Draaitabellen in Excel zijn een veelzijdige rapportagetool waarmee u eenvoudig informatie uit grote gegevenstabellen kunt extraheren zonder formules te gebruiken. Draaitafels zijn uiterst gebruiksvriendelijk. Ze verplaatsen of draaien gegevensvelden van de ene locatie naar de andere, zodat gegevens op verschillende manieren kunnen worden bekeken. De instructies in dit artikel zijn van toepassing op Excel 2019, 2016, 2013, 2010; en Excel voor Mac.
Voer de draaitabelgegevens in
De eerste stap bij het maken van een draaitabel is om de gegevens in het werkblad in te voeren. Voer de gegevens in die in de onderstaande afbeelding worden weergegeven om deze zelfstudie te volgen.
Houd de volgende punten in gedachten:
- Er zijn minimaal drie gegevenskolommen nodig om een draaitabel te maken.
- Het is belangrijk om de gegevens correct in te voeren. Fouten veroorzaakt door onjuiste gegevensinvoer zijn de bron van veel problemen met betrekking tot gegevensbeheer.
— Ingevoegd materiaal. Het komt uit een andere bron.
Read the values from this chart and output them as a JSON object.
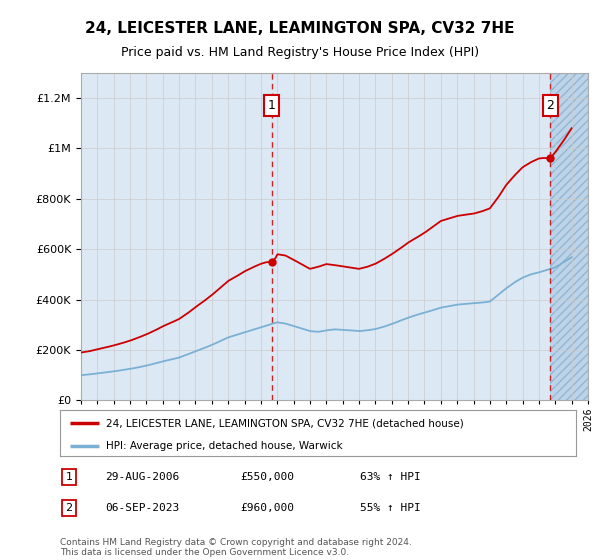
{
  "title": "24, LEICESTER LANE, LEAMINGTON SPA, CV32 7HE",
  "subtitle": "Price paid vs. HM Land Registry's House Price Index (HPI)",
  "hpi_label": "HPI: Average price, detached house, Warwick",
  "property_label": "24, LEICESTER LANE, LEAMINGTON SPA, CV32 7HE (detached house)",
  "sale1_date": "29-AUG-2006",
  "sale1_price": 550000,
  "sale1_pct": "63% ↑ HPI",
  "sale2_date": "06-SEP-2023",
  "sale2_price": 960000,
  "sale2_pct": "55% ↑ HPI",
  "footer": "Contains HM Land Registry data © Crown copyright and database right 2024.\nThis data is licensed under the Open Government Licence v3.0.",
  "ylim": [
    0,
    1300000
  ],
  "year_start": 1995,
  "year_end": 2026,
  "bg_color": "#dce9f5",
  "red_color": "#cc0000",
  "blue_color": "#7ab0d4",
  "grid_color": "#cccccc",
  "marker1_year": 2006.667,
  "marker2_year": 2023.69,
  "years_hpi": [
    1995,
    1995.5,
    1996,
    1996.5,
    1997,
    1997.5,
    1998,
    1998.5,
    1999,
    1999.5,
    2000,
    2000.5,
    2001,
    2001.5,
    2002,
    2002.5,
    2003,
    2003.5,
    2004,
    2004.5,
    2005,
    2005.5,
    2006,
    2006.5,
    2007,
    2007.5,
    2008,
    2008.5,
    2009,
    2009.5,
    2010,
    2010.5,
    2011,
    2011.5,
    2012,
    2012.5,
    2013,
    2013.5,
    2014,
    2014.5,
    2015,
    2015.5,
    2016,
    2016.5,
    2017,
    2017.5,
    2018,
    2018.5,
    2019,
    2019.5,
    2020,
    2020.5,
    2021,
    2021.5,
    2022,
    2022.5,
    2023,
    2023.5,
    2024,
    2024.5,
    2025
  ],
  "hpi_vals": [
    100000,
    103000,
    107000,
    111000,
    115000,
    120000,
    125000,
    131000,
    138000,
    146000,
    155000,
    162000,
    170000,
    182000,
    195000,
    207000,
    220000,
    235000,
    250000,
    260000,
    270000,
    280000,
    290000,
    300000,
    310000,
    305000,
    295000,
    285000,
    275000,
    272000,
    278000,
    282000,
    280000,
    278000,
    275000,
    278000,
    283000,
    292000,
    303000,
    316000,
    328000,
    339000,
    348000,
    358000,
    368000,
    374000,
    380000,
    383000,
    386000,
    388000,
    392000,
    418000,
    445000,
    468000,
    487000,
    500000,
    508000,
    518000,
    528000,
    548000,
    568000
  ],
  "years_prop": [
    1995,
    1995.5,
    1996,
    1996.5,
    1997,
    1997.5,
    1998,
    1998.5,
    1999,
    1999.5,
    2000,
    2000.5,
    2001,
    2001.5,
    2002,
    2002.5,
    2003,
    2003.5,
    2004,
    2004.5,
    2005,
    2005.5,
    2006,
    2006.3,
    2006.667,
    2006.9,
    2007,
    2007.5,
    2008,
    2008.5,
    2009,
    2009.5,
    2010,
    2010.5,
    2011,
    2011.5,
    2012,
    2012.5,
    2013,
    2013.5,
    2014,
    2014.5,
    2015,
    2015.5,
    2016,
    2016.5,
    2017,
    2017.5,
    2018,
    2018.5,
    2019,
    2019.5,
    2020,
    2020.5,
    2021,
    2021.5,
    2022,
    2022.5,
    2023,
    2023.3,
    2023.69,
    2024,
    2024.5,
    2025
  ],
  "prop_vals": [
    190000,
    195000,
    203000,
    210000,
    218000,
    227000,
    237000,
    249000,
    262000,
    277000,
    294000,
    308000,
    323000,
    345000,
    370000,
    393000,
    418000,
    446000,
    474000,
    492000,
    512000,
    528000,
    542000,
    548000,
    550000,
    565000,
    580000,
    575000,
    558000,
    540000,
    522000,
    530000,
    541000,
    537000,
    532000,
    527000,
    522000,
    530000,
    542000,
    560000,
    580000,
    602000,
    626000,
    645000,
    665000,
    688000,
    712000,
    722000,
    732000,
    737000,
    741000,
    750000,
    762000,
    805000,
    855000,
    892000,
    925000,
    945000,
    960000,
    962000,
    960000,
    985000,
    1030000,
    1080000
  ]
}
- Laat geen lege rijen of kolommen achter bij het invoeren van de gegevens. Dit omvat niet laat een lege rij tussen de kolomkoppen en de eerste rij met gegevens.
De draaitabel maken
Volg deze stappen om een draaitabel te maken met behulp van de zelfstudiegegevens:
-
Markeer cellen A2 naar D12.
-
Selecteer Invoegen.
-
Selecteer in de groep Tabellen Draaitabel om het dialoogvenster Draaitabel maken te openen.
-
Kiezen Bestaand werkblad voor de locatie van de draaitabel.
-
Plaats de cursor in het tekstvak Locatie.
-
Selecteer cel D15 in het werkblad om die celverwijzing in de locatieregel in te voeren.
-
Selecteer OK.
Er verschijnt een lege draaitabel op het werkblad met de linkerbovenhoek van de draaitabel in cel D15. Het deelvenster Draaitabelvelden wordt geopend aan de rechterkant van het Excel-venster.
Boven aan het deelvenster Draaitabelvelden staan de veldnamen (kolomkoppen) uit de gegevenstabel. De gegevensgebieden onder aan het paneel zijn gekoppeld aan de draaitabel.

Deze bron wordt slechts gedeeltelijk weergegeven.